Mostrando entradas con la etiqueta Contraste de luminosidad. Mostrar todas las entradas
Mostrando entradas con la etiqueta Contraste de luminosidad. Mostrar todas las entradas

jueves, 23 de octubre de 2014

Total interferencia

    Después de algunos minutos, he podido quitar mi vista de esa patética imagen en la que mis sucios calcetines ocupaban el panorama de toda mi atención vespertina. Me ha asaltado la indiferencia en un momento crucial del día y mi reacción accedió como un despojo de responsabilidades a diestra y siniestra: ese escape fácil fue no intervenir y situarme en posición fetal bajo el yugo de la mañana y la suave lluvia que aún se podía escuchar. Ahora es tarde y no ha cambiado mucho la vista, mantengo la habitación con una tenue penumbra en la que apenas alcanzo a distinguir la luz del medio día y los habituales ruidos de los coches pasando y los perros que ladran llegan como alarma por entre las cortinas.
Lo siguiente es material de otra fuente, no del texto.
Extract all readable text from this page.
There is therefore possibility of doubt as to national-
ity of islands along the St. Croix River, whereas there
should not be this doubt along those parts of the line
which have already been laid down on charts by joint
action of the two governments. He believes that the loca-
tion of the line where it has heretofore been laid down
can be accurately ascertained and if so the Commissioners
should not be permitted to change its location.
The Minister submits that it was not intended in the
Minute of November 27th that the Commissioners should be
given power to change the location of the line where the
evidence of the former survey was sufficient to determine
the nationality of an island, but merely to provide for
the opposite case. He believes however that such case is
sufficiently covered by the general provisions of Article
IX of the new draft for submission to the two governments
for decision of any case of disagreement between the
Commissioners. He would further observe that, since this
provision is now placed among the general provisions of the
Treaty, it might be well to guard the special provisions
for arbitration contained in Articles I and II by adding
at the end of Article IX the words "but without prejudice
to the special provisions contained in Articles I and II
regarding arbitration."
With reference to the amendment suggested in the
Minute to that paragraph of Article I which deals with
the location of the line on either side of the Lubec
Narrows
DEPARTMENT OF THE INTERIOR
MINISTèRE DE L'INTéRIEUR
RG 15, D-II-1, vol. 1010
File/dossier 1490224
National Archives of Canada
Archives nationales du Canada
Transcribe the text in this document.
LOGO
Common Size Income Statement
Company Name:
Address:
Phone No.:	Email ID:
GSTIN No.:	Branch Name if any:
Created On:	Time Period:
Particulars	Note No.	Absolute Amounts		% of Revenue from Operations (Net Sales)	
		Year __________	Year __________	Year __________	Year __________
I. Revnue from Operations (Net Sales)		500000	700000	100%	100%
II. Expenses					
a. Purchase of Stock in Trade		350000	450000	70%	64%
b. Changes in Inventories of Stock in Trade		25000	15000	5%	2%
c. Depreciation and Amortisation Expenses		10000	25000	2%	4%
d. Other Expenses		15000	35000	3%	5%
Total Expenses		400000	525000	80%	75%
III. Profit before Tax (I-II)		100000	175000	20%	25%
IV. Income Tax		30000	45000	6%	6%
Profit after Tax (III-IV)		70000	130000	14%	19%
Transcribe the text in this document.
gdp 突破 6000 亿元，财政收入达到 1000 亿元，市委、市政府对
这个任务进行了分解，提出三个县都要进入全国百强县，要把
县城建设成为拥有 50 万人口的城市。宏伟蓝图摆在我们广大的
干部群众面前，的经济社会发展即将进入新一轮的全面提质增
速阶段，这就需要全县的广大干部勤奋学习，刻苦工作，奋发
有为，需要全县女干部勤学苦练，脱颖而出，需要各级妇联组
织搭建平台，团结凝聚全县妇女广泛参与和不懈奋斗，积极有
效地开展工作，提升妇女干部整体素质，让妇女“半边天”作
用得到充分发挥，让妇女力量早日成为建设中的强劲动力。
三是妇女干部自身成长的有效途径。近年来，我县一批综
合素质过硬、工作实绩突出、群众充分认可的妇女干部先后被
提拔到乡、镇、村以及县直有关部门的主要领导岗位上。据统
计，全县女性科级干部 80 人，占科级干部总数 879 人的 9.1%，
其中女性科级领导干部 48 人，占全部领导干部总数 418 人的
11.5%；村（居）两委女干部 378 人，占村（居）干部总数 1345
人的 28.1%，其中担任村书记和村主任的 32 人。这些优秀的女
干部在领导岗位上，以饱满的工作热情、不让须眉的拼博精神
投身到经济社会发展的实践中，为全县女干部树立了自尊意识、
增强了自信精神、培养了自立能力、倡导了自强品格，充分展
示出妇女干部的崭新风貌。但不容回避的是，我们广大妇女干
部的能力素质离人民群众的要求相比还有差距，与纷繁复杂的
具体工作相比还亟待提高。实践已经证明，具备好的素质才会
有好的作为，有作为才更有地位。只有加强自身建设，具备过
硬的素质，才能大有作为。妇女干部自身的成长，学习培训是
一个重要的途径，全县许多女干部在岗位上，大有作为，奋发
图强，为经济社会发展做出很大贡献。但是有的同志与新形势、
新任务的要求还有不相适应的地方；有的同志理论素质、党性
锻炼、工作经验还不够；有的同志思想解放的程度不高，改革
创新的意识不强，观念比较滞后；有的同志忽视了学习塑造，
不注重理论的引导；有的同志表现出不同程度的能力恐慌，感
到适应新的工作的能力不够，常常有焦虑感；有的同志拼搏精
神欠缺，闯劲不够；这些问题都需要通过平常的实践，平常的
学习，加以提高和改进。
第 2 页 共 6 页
Estoy aquí cuando debería estar en otra parte, con otro porte, con los dedos secos sobre mi teclado y tragos secuenciales de café negro y agua para variar. Tal vez alguna sonrisa estúpida disimulada para alguna persona y, sobre todo, una energía absurda que me mantenga al pie de la letra en un cinismo occidental tolerable. Qué poca vergüenza tienen los hombres desolados.
    Hay un montón de pequeñas pedazos de basura aferrándose aún mis calcetines a estas alturas del día. Un bonche de suciedad en la que puedo expresar mi opinión hacia el mundo con tan sólo guiñar el ojo izquierdo, esto a la par en que bebo el tercer vaso de agua en lo que llevo despierto y pienso un poco en la última vez que vi la silueta de su cuerpo contrastándose con la luz de la ventana. Todas estas cosas vienen a mi mente basada en lo más reciente de mi haber, en un resultado de la propia subjetividad que dan los días y no es más que el racimo de conjeturas en las que me puedo expresar más allá de lo esencial. Creo en la simpleza destructiva de las mañanas, esa que no se anda con rodeos y aniquila en el momento exacto; sin embargo, es eso mismo lo que ahora me contrae precisamente esas imágenes en las que el pensamiento se ha quedado paralizado y los actos son la afirmación de lo básico. Ahora por ejemplo, tengo su parda espalda frente a mis ojos y lo ridículo de mi atuendo se compensa al despojar mi ineptitud elemental frente a otro cuerpo. El movimiento es calculador y de pronto el objetivo no pensado ya se ha añadido a mí.  Sigue siendo tarde para poder emprender algunas actividades que hubiesen sido mejor para realizarlas temprano y no tengo arrepentimiento alguno de desperdiciar mi tiempo, pero por otro lado, tengo la vista de la nula preocupación, aunado a un centenar de lazos que unir en esa espalda y una mañana que perdura aunque afuera ya casi se oculte el sol.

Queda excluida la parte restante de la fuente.